There were 106 households, out of which 35.8% had children under the age of 18 living with them, 61.3% were married couples living together, 4.7% had a female householder with no husband present, and 31.1% were non-families. 28.3% of all households were made up of individuals, and 12.3% had someone living alone who was 65 years of age or older. The average household size was 2.39 and the average family size was 2.95.

In the city, the population was spread out, with 25.7% under the age of 18, 6.7% from 18 to 24, 35.2% from 25 to 44, 20.2% from 45 to 64, and 12.3% who were 65 years of age or older. The median age was 37 years. For every 100 females, there were 107.4 males. For every 100 females age 18 and over, there were 104.3 males.
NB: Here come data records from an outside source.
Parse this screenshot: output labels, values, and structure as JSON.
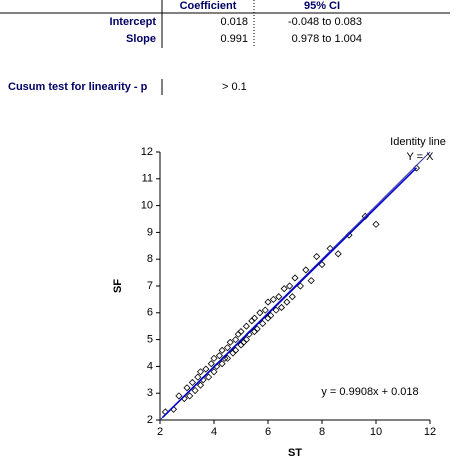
{
  "table": {
    "header": [
      "Coefficient",
      "95% CI"
    ],
    "rows": [
      [
        "Intercept",
        "0.018",
        "-0.048 to 0.083"
      ],
      [
        "Slope",
        "0.991",
        "0.978 to 1.004"
      ]
    ]
  },
  "cusum": {
    "label": "Cusum test for linearity - p",
    "value": "> 0.1"
  },
  "chart_data": {
    "type": "scatter",
    "xlabel": "ST",
    "ylabel": "SF",
    "annotations": [
      "Identity line",
      "Y = X",
      "y = 0.9908x + 0.018"
    ],
    "xlim": [
      2,
      12
    ],
    "ylim": [
      2,
      12
    ],
    "xticks": [
      2,
      4,
      6,
      8,
      10,
      12
    ],
    "yticks": [
      2,
      3,
      4,
      5,
      6,
      7,
      8,
      9,
      10,
      11,
      12
    ],
    "marker_color": "#000000",
    "x": [
      2.2,
      2.5,
      2.7,
      2.9,
      3.0,
      3.1,
      3.2,
      3.3,
      3.4,
      3.5,
      3.5,
      3.6,
      3.7,
      3.8,
      3.9,
      4.0,
      4.0,
      4.1,
      4.2,
      4.3,
      4.3,
      4.4,
      4.5,
      4.5,
      4.6,
      4.7,
      4.8,
      4.8,
      4.9,
      5.0,
      5.0,
      5.1,
      5.2,
      5.2,
      5.3,
      5.4,
      5.5,
      5.5,
      5.6,
      5.7,
      5.8,
      5.9,
      6.0,
      6.0,
      6.1,
      6.2,
      6.3,
      6.4,
      6.5,
      6.6,
      6.7,
      6.8,
      6.9,
      7.0,
      7.2,
      7.4,
      7.6,
      7.8,
      8.0,
      8.3,
      8.6,
      9.0,
      9.6,
      10.0,
      11.5
    ],
    "values": [
      2.3,
      2.4,
      2.9,
      2.8,
      3.2,
      2.9,
      3.4,
      3.1,
      3.6,
      3.3,
      3.8,
      3.5,
      3.9,
      3.6,
      4.1,
      3.8,
      4.3,
      4.0,
      4.4,
      4.1,
      4.6,
      4.3,
      4.7,
      4.3,
      4.9,
      4.5,
      5.0,
      4.6,
      5.2,
      4.8,
      5.3,
      4.9,
      5.5,
      5.0,
      5.2,
      5.7,
      5.3,
      5.8,
      5.4,
      6.0,
      5.6,
      6.1,
      5.8,
      6.4,
      5.9,
      6.5,
      6.1,
      6.6,
      6.2,
      6.9,
      6.4,
      7.0,
      6.6,
      7.3,
      7.0,
      7.6,
      7.2,
      8.1,
      7.8,
      8.4,
      8.2,
      8.9,
      9.6,
      9.3,
      11.4
    ],
    "fit_line": {
      "x": [
        2.1,
        11.5
      ],
      "values": [
        2.1,
        11.41
      ],
      "color": "#0000cc"
    },
    "identity_line": {
      "x": [
        2,
        12
      ],
      "values": [
        2,
        12
      ],
      "color": "#3333aa"
    }
  }
}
The median income for a household in the city was $37,250, and the median income for a family was $42,308. Males had a median income of $24,028 versus $19,821 for females. The per capita income for the city was $17,463. About 2.8% of families and 4.2% of the population were below the poverty line, including 3.6% of those under the age of eighteen and 6.1% of those 65 or over.

==Education==
The Mohall, Lansford, and Sherwood school districts consolidated into the Mohall Lansford Sherwood School District in 2005. In order to minimize controversy, the three school districts' old nicknames (Yellowjackets, Cubs, and Wildcats, respectively) were retired, and voters in the newly consolidated district chose the Mavericks as the new nickname.

==Notable people==

- David O'Connell, North Dakota state legislator
- Henry J. Savelkoul, Minnesota state representative

==Climate==
This climatic region is typified by large seasonal temperature differences, with warm to hot (and often humid) summers and cold (sometimes severely cold) winters. According to the Köppen Climate Classification system, Lansford has a humid continental climate, abbreviated "Dfb" on climate maps.